Late last August, residents of Meadowlark Manufactured Home Park received registered letters saying that the park was going to be sold. Soon after, ROC USA held a community meeting in the open greenspace inside Meadowlark. They brought representatives to talk about the process, plus McKinstry from Takesa, which happens to be just down the road.
Christine Halland was one of the Meadowlark residents at that meeting. When Halland bought her mobile home in 2020, the lot rent was $365. It increased only modestly over the past four years to $430 in 2024.
But the residents of Meadowlark — which has about 30 households — were excited by the prospect of owning their own park. They decided to form the Meadowlark Homeowners Cooperative to buy the park. The deal should close in mid-February, and will require a rent increase to $585 a month.

The $155 increase in rent is the steepest that residents have ever seen. Many are on fixed retirement income.
"It is gonna be something they have to budget for," Halland says.
But after hearing about Takesa's great experience, plus horror stories from other parks nearby, Halland says residents decided they wanted to be in charge of their own property, even if it meant charging themselves more in rent initially.
"I think owners raise lot rents because they can — because there's nothing to say they can't," she says. "We would not want to do that to ourselves, and we would not want to do that to our neighbor."
Sometimes a cooperative model isn't feasible because the cost of buying the land would drive rents up too much.
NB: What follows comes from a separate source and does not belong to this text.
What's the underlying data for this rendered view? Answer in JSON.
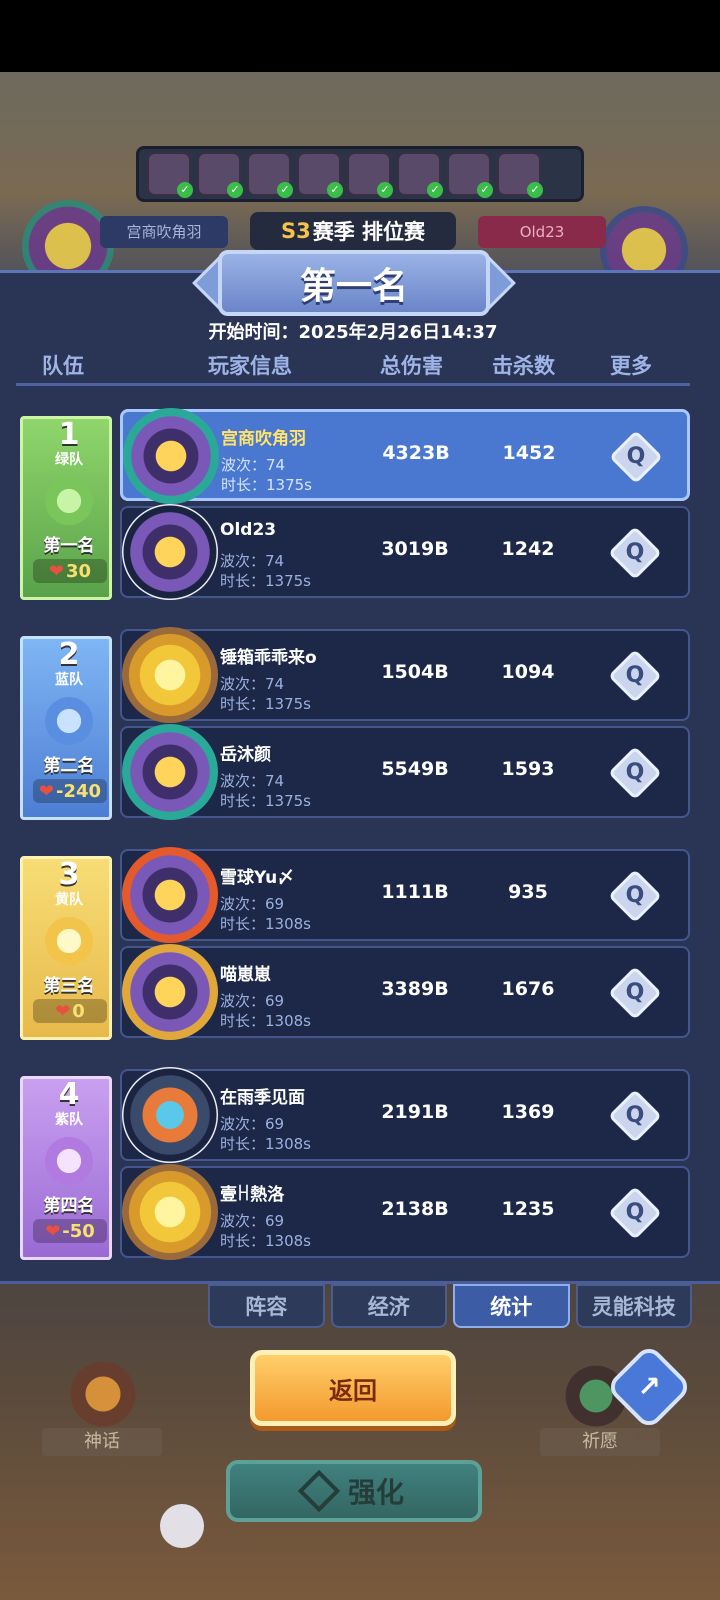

But O'Banion says that residents are usually willing to pay a rent increase of up to 40% to buy their property, because the likelihood of an investor owner increasing rent more than that over the next few years is pretty high.
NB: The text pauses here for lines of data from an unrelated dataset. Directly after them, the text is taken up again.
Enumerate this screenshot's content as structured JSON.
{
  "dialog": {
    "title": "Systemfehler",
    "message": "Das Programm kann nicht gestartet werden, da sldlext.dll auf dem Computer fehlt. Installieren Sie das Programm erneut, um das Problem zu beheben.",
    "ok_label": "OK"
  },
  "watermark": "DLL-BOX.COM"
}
At $585, rent at Meadowlark is still cheaper than most parks around the state. But the park doesn't feel cheap. The streets are wide and paved with gravel parking on one side. Three rows are lined with a neat collection of single and double wides, most with porches or garages built on. Cream and grey houses are interrupted with purple, teal and green homes, which gives the tiny neighborhood a bit of a European flair.
Because of her work, Halland gets home most nights around 12:30 am. She always feels safe. She knows her neighbors, recognizes their dogs, families, and cars, and trusts them to watch her house when she's away. The co-op only reinforces that connection.
"We're more connected to one another because we're on the ground with each other," she says.
But forming a co-op is only an option if the community goes up for sale. For Mickali and Curtiss, they have to hope to find a more immediate solution.
"What rights do we have?" Curtiss says. "Show me. Help me." ♦
Editor's Note: This story was updated on Feb. 13 to correct two instances that inaccurately stated Washington law allows homeowners the first right of refusal or the first chance to buy their park if it goes up for sale. The law simply requires park owners to notify residents if the property is going up for sale.